An AI agent uses an LLM to decide what to do next and calls tools in a loop until a goal is met, while a workflow follows fixed, predetermined steps. Use a workflow when the path is predictable and cost-sensitive; use an agent when input is highly variable and the steps aren't known in advance. Most production systems labeled as agents should actually be workflows because they're cheaper to run and easier to debug.
Which AI agent has the highest ROI for small businesses?
A tier-1 customer support triage and reply drafter is typically the highest-ROI agent for any SMB handling more than 50 tickets per week. It classifies inbound tickets, pulls customer context, drafts replies, and sends them to a human queue for approval. Build cost is roughly a weekend, and running cost is a few cents per ticket on cheaper models like Claude Haiku or GPT-4o-mini.
Should I build or buy an AI agent for invoice extraction?

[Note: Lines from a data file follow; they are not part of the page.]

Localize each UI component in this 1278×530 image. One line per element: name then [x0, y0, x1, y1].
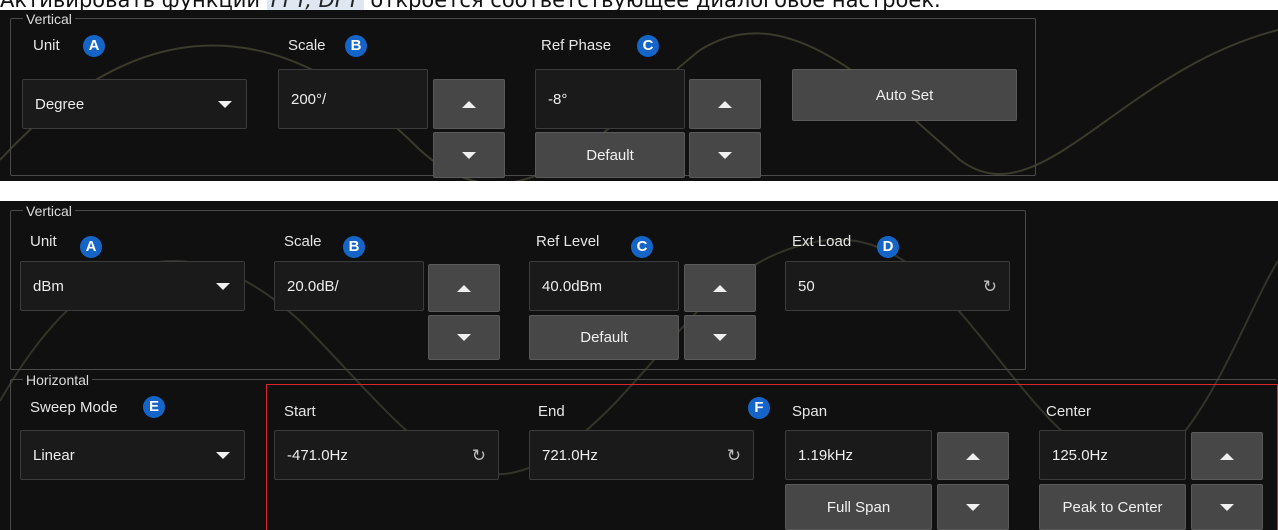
auto-set-button[interactable]: Auto Set [792, 69, 1017, 121]
scale-down-button[interactable] [433, 132, 505, 178]
span-up-button[interactable] [937, 432, 1009, 480]
arrow-up-icon [718, 100, 732, 108]
start-input[interactable]: -471.0Hz ↻ [274, 430, 499, 480]
scale-label: Scale [284, 233, 322, 250]
ext-load-input[interactable]: 50 ↻ [785, 261, 1010, 311]
caption-highlight: FFT, DFT [266, 0, 364, 10]
center-input[interactable]: 125.0Hz [1039, 430, 1186, 480]
arrow-down-icon [966, 503, 980, 511]
badge-f: F [748, 397, 770, 419]
refresh-icon[interactable]: ↻ [983, 278, 997, 295]
refresh-icon[interactable]: ↻ [472, 447, 486, 464]
badge-e: E [143, 396, 165, 418]
ref-level-up-button[interactable] [684, 264, 756, 312]
scale-value: 20.0dB/ [287, 277, 339, 295]
ref-phase-down-button[interactable] [689, 132, 761, 178]
unit-value: dBm [33, 277, 64, 295]
scale-input[interactable]: 20.0dB/ [274, 261, 424, 311]
span-label: Span [792, 403, 828, 420]
unit-value: Degree [35, 95, 85, 113]
end-input[interactable]: 721.0Hz ↻ [529, 430, 754, 480]
scale-input[interactable]: 200°/ [278, 69, 428, 129]
full-span-button[interactable]: Full Span [785, 484, 932, 530]
scale-up-button[interactable] [433, 79, 505, 129]
center-value: 125.0Hz [1052, 446, 1108, 464]
arrow-down-icon [718, 151, 732, 159]
sweep-mode-label: Sweep Mode [30, 399, 118, 416]
ext-load-label: Ext Load [792, 233, 852, 250]
span-value: 1.19kHz [798, 446, 854, 464]
ref-phase-value: -8° [548, 90, 568, 108]
center-down-button[interactable] [1191, 484, 1263, 530]
badge-c: C [631, 236, 653, 258]
start-value: -471.0Hz [287, 446, 348, 464]
vertical-group-title: Vertical [23, 203, 75, 219]
span-down-button[interactable] [937, 484, 1009, 530]
badge-a: A [80, 236, 102, 258]
ref-level-default-button[interactable]: Default [529, 315, 679, 360]
scale-label: Scale [288, 37, 326, 54]
unit-dropdown[interactable]: Degree [22, 79, 247, 129]
vertical-group-title: Vertical [23, 11, 75, 27]
end-label: End [538, 403, 565, 420]
arrow-up-icon [462, 100, 476, 108]
scale-up-button[interactable] [428, 264, 500, 312]
badge-b: B [343, 236, 365, 258]
horizontal-group-title: Horizontal [23, 372, 93, 388]
dropdown-arrow-icon [218, 100, 232, 108]
arrow-down-icon [457, 334, 471, 341]
badge-a: A [83, 35, 105, 57]
caption-prefix: Активировать функции [0, 0, 267, 10]
scale-value: 200°/ [291, 90, 327, 108]
badge-b: B [345, 35, 367, 57]
ref-phase-input[interactable]: -8° [535, 69, 685, 129]
center-label: Center [1046, 403, 1092, 420]
unit-label: Unit [33, 37, 60, 54]
dropdown-arrow-icon [216, 282, 230, 290]
arrow-up-icon [713, 284, 727, 292]
peak-to-center-button[interactable]: Peak to Center [1039, 484, 1186, 530]
arrow-up-icon [1220, 452, 1234, 460]
start-label: Start [284, 403, 316, 420]
dropdown-arrow-icon [216, 451, 230, 459]
arrow-up-icon [966, 452, 980, 460]
badge-d: D [877, 236, 899, 258]
span-input[interactable]: 1.19kHz [785, 430, 932, 480]
caption-suffix: откроется соответствующее диалоговое нас… [364, 0, 940, 10]
unit-label: Unit [30, 233, 57, 250]
ref-level-down-button[interactable] [684, 315, 756, 360]
arrow-up-icon [457, 284, 471, 292]
ref-level-input[interactable]: 40.0dBm [529, 261, 679, 311]
unit-dropdown[interactable]: dBm [20, 261, 245, 311]
end-value: 721.0Hz [542, 446, 598, 464]
ref-level-label: Ref Level [536, 233, 600, 250]
refresh-icon[interactable]: ↻ [727, 447, 741, 464]
center-up-button[interactable] [1191, 432, 1263, 480]
ext-load-value: 50 [798, 277, 815, 295]
spectrum-settings-panel: Vertical Unit A dBm Scale B 20.0dB/ Ref … [0, 201, 1278, 530]
ref-phase-label: Ref Phase [541, 37, 612, 54]
arrow-down-icon [1220, 503, 1234, 511]
caption-text: Активировать функции FFT, DFT откроется … [0, 0, 1278, 10]
badge-c: C [637, 35, 659, 57]
sweep-mode-value: Linear [33, 446, 75, 464]
ref-phase-default-button[interactable]: Default [535, 132, 685, 178]
sweep-mode-dropdown[interactable]: Linear [20, 430, 245, 480]
arrow-down-icon [713, 334, 727, 341]
phase-settings-panel: Vertical Unit A Degree Scale B 200°/ Ref… [0, 10, 1278, 181]
ref-phase-up-button[interactable] [689, 79, 761, 129]
scale-down-button[interactable] [428, 315, 500, 360]
ref-level-value: 40.0dBm [542, 277, 603, 295]
arrow-down-icon [462, 151, 476, 159]
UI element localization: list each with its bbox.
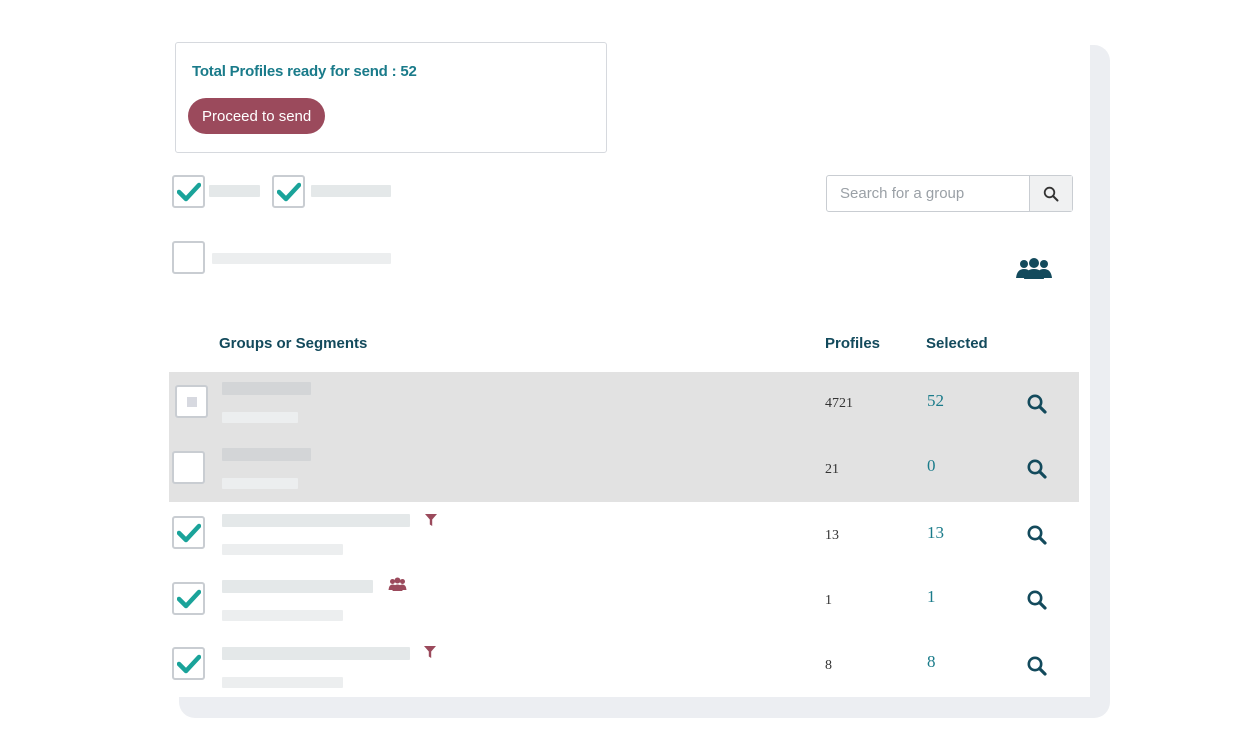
filter-checkbox-3[interactable] [172, 241, 205, 274]
search-button[interactable] [1029, 176, 1072, 211]
row-checkbox[interactable] [172, 647, 205, 680]
group-name [222, 647, 410, 660]
table-row[interactable]: 8 8 [169, 633, 1079, 698]
group-name [222, 514, 410, 527]
selected-count[interactable]: 13 [927, 523, 944, 543]
group-description [222, 677, 343, 688]
selected-count[interactable]: 8 [927, 652, 936, 672]
users-icon[interactable] [1015, 257, 1053, 286]
row-checkbox[interactable] [172, 451, 205, 484]
partial-indicator [187, 397, 197, 407]
profiles-count: 4721 [825, 396, 853, 411]
profiles-count: 1 [825, 593, 832, 608]
search-icon[interactable] [1026, 655, 1048, 677]
check-icon [177, 182, 201, 202]
search-icon[interactable] [1026, 393, 1048, 415]
filter-label-2 [311, 185, 391, 197]
check-icon [177, 589, 201, 609]
users-icon [388, 577, 407, 591]
group-name [222, 382, 311, 395]
send-summary-box: Total Profiles ready for send : 52 Proce… [175, 42, 607, 153]
search-icon[interactable] [1026, 458, 1048, 480]
group-description [222, 544, 343, 555]
check-icon [177, 523, 201, 543]
profiles-count: 13 [825, 528, 839, 543]
group-description [222, 412, 298, 423]
row-checkbox[interactable] [172, 516, 205, 549]
group-name [222, 580, 373, 593]
column-header-selected: Selected [926, 335, 988, 352]
search-icon[interactable] [1026, 589, 1048, 611]
filter-checkbox-1[interactable] [172, 175, 205, 208]
filter-icon [425, 514, 437, 526]
column-header-profiles: Profiles [825, 335, 881, 352]
search-input[interactable] [827, 176, 1030, 211]
table-row[interactable]: 4721 52 [169, 372, 1079, 437]
table-row[interactable]: 1 1 [169, 568, 1079, 633]
group-description [222, 478, 298, 489]
selected-count[interactable]: 0 [927, 456, 936, 476]
row-checkbox[interactable] [175, 385, 208, 418]
check-icon [277, 182, 301, 202]
filter-label-3 [212, 253, 391, 264]
search-icon [1043, 186, 1059, 201]
selected-count[interactable]: 1 [927, 587, 936, 607]
filter-label-1 [209, 185, 260, 197]
total-profiles-text: Total Profiles ready for send : 52 [192, 63, 417, 80]
row-checkbox[interactable] [172, 582, 205, 615]
filter-checkbox-2[interactable] [272, 175, 305, 208]
search-icon[interactable] [1026, 524, 1048, 546]
table-row[interactable]: 13 13 [169, 503, 1079, 568]
group-search [826, 175, 1073, 212]
profiles-count: 21 [825, 462, 839, 477]
group-name [222, 448, 311, 461]
selected-count[interactable]: 52 [927, 391, 944, 411]
column-header-groups: Groups or Segments [219, 335, 368, 352]
proceed-to-send-button[interactable]: Proceed to send [188, 98, 326, 134]
profiles-count: 8 [825, 658, 832, 673]
filter-icon [424, 646, 436, 658]
group-description [222, 610, 343, 621]
check-icon [177, 654, 201, 674]
table-row[interactable]: 21 0 [169, 437, 1079, 502]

Buy an off-the-shelf solution if you process fewer than 100 invoices per month in standard formats. Build a custom agent if you have custom formats, more than 500 invoices per month, or an unusual ERP system. Critically, extract PDFs as per-page text rather than sending them as images — it's roughly 6x cheaper at similar accuracy.
Why do AI sales outbound agents usually fail?
Fully autonomous outbound agents typically generate spam at scale, which hurts domain reputation and reply rates. The pattern that works is narrower: an agent researches the prospect's recent posts, company blog, and trigger events, then drafts a first email that a human reviews and sends. The agent handles research; the human owns the send decision.
What should I log when running AI agents in production?
Log every tool call with inputs, outputs, latency, and cost, plus every LLM call with model, tokens, and prompt version. Generate a daily report showing cost per agent run, error rate, and human-override rate. Weekly, manually sample around 20 runs to catch silent failures. Also start with human-in-the-loop approval for 2-4 weeks before enabling auto-send, using logged edits to refine prompts.